La première production d’électricité avec le gaz de houille a été faite aux Etats-Unis, dans les bassins de San Juan et Black Warrior. Il importe de souligner que le CBM est considéré, au même titre que le schiste, les sables bitumineux ou encore les hydrates de méthane, comme étant une énergie non conventionnelle. Vu que sa composition en gaz est normalement stable, le CBM peut toutefois, être directement injecté dans des centrales électriques à gaz ou dans des réseaux de distribution de gaz.

 

Des avantages non négligeables

L’exploitation du méthane de houille est une façon plus saine d’éliminer le méthane sans polluer l’environnement, tout en l’employant simultanément comme une source d’énergie. Il faut savoir que les rejets de méthane dans l’atmosphère ont un potentiel de réchauffement 23 fois plus élevé que celui du CO2. 

Il faut savoir que les rejets de méthane dans l’atmosphère ont un potentiel de réchauffement 23 fois plus élevé que celui du CO2. 
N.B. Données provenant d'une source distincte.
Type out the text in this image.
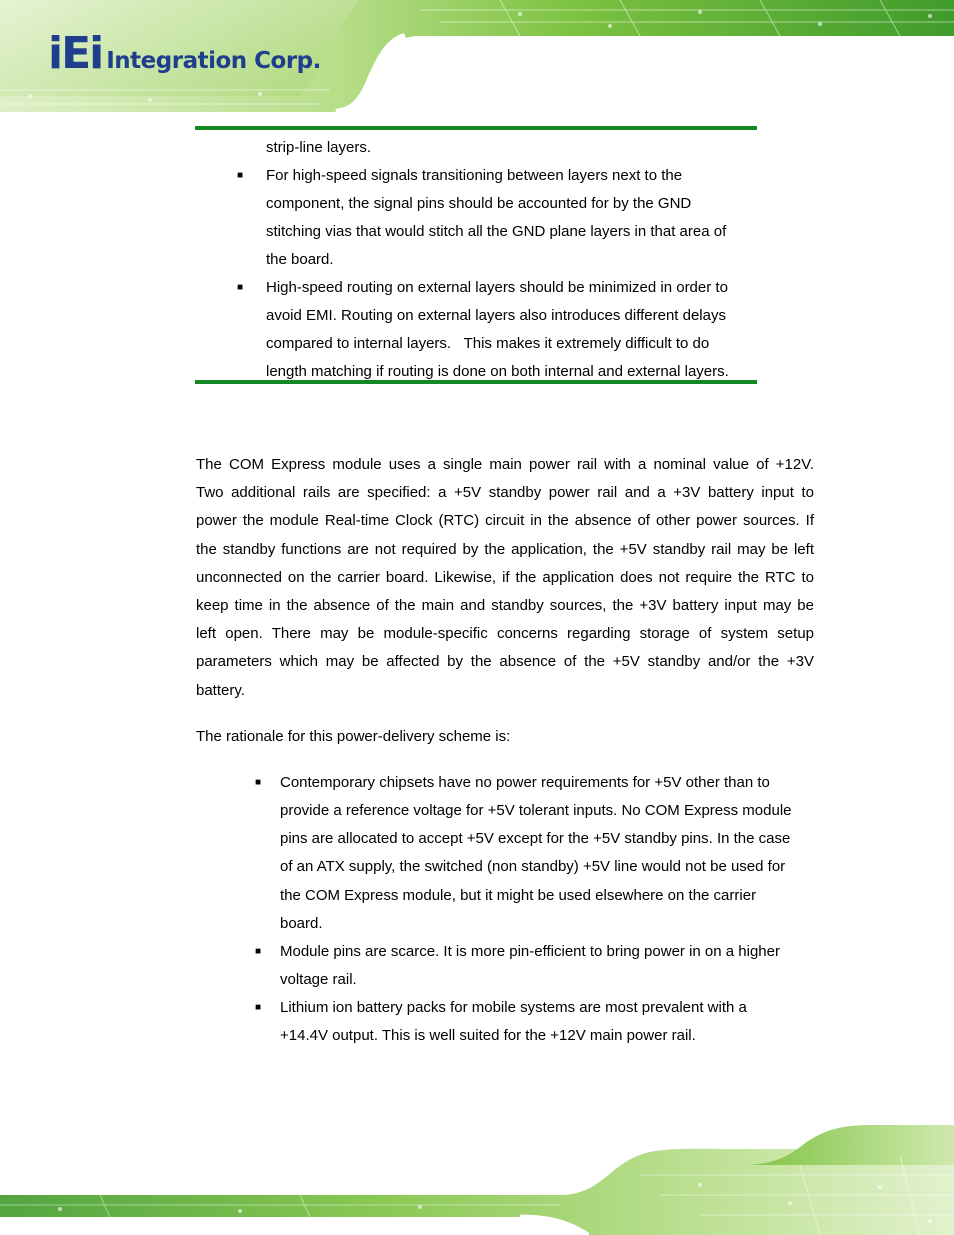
iEi Integration Corp.
strip-line layers.
■ For high-speed signals transitioning between layers next to the
component, the signal pins should be accounted for by the GND
stitching vias that would stitch all the GND plane layers in that area of
the board.
■ High-speed routing on external layers should be minimized in order to
avoid EMI. Routing on external layers also introduces different delays
compared to internal layers.   This makes it extremely difficult to do
length matching if routing is done on both internal and external layers.
The COM Express module uses a single main power rail with a nominal value of +12V.
Two additional rails are specified: a +5V standby power rail and a +3V battery input to
power the module Real-time Clock (RTC) circuit in the absence of other power sources. If
the standby functions are not required by the application, the +5V standby rail may be left
unconnected on the carrier board. Likewise, if the application does not require the RTC to
keep time in the absence of the main and standby sources, the +3V battery input may be
left open. There may be module-specific concerns regarding storage of system setup
parameters which may be affected by the absence of the +5V standby and/or the +3V
battery.
The rationale for this power-delivery scheme is:
■ Contemporary chipsets have no power requirements for +5V other than to
provide a reference voltage for +5V tolerant inputs. No COM Express module
pins are allocated to accept +5V except for the +5V standby pins. In the case
of an ATX supply, the switched (non standby) +5V line would not be used for
the COM Express module, but it might be used elsewhere on the carrier
board.
■ Module pins are scarce. It is more pin-efficient to bring power in on a higher
voltage rail.
■ Lithium ion battery packs for mobile systems are most prevalent with a
+14.4V output. This is well suited for the +12V main power rail.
Le forage dirigé, qui est la technique employée dans ce cas, permet à la plateforme de creusage de se recourber en suivant la veine de charbon sur plusieurs centaines de mètres au sein de la mine. Cela entraîne, par conséquent, une augmentation de 10 à 20 fois de la productivité par rapport à un forage vertical sollicité dans le pétrole par exemple. Le nombre de puits en surface est ainsi réduit de même que les coûts de production.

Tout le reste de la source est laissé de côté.